Streamlabs takes a slightly different path:
- Streamlabs Multistream is a cloud relay that forwards your stream to multiple platforms, but it is restricted to users with the paid Streamlabs Ultra subscription. (Streamlabs Multistream)
- Dual Output (within Streamlabs Desktop) lets you set up separate horizontal and vertical canvases and send them to different platforms; this is a free feature for users who want one horizontal and one vertical output. (Streamlabs Multistream)
This can be appealing if you are deeply invested in Streamlabs Desktop scenes and want to push a horizontal feed to YouTube and a vertical feed to a short-form platform at the same time.
In practice, though, you still manage a desktop encoder, hardware load, and a subscription layer for true multistream. Many streamers decide they’d rather keep their setup inside a browser studio that already supports multiple destinations on paid plans and skip the extra moving parts.
Can Twitch Affiliates simulcast to YouTube and still comply with terms?
If you are a Twitch Affiliate or Partner in 2026, the rules around simulcasting to YouTube can be nuanced and may change over time. Twitch’s public guidelines have evolved in recent years, and the exact contract language you agree to as an Affiliate or Partner matters.
Because policy details, enforcement, and exceptions can shift, it’s important to:
- read the latest Twitch Affiliate/Partner agreement inside your dashboard, and
- double‑check the current Twitch Help Center documentation specific to simulcasting.

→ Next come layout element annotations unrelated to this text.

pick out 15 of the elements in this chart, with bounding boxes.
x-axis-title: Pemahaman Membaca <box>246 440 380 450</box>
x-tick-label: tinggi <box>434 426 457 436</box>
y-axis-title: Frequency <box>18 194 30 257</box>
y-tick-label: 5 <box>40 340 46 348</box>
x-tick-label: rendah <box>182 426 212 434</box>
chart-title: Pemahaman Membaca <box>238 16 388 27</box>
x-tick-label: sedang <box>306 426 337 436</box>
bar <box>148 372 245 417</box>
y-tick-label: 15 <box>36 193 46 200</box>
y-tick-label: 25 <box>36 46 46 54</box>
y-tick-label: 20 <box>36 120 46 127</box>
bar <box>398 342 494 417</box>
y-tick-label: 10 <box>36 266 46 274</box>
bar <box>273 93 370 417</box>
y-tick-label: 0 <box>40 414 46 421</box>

Regardless of the tool you use—StreamYard, OBS, Restream, or Streamlabs—you’re responsible for complying with the platform terms. The tech can make simulcasting easy; only you can decide when it is allowed for your account.
What we recommend
- Default choice: Use StreamYard’s browser studio on a paid plan, connect Twitch and YouTube as destinations, and go live once to reach both.
- If you need deep scene control: Build your visuals in OBS or Streamlabs but consider sending a single clean feed into StreamYard, then multistream from there.
- If budget is the only factor: Look at Restream’s free plan for basic dual-streaming, with the understanding that onboarding and branding trade-offs apply.
- Always: Re-check Twitch and YouTube’s latest simulcasting policies before you start streaming to both at the same time.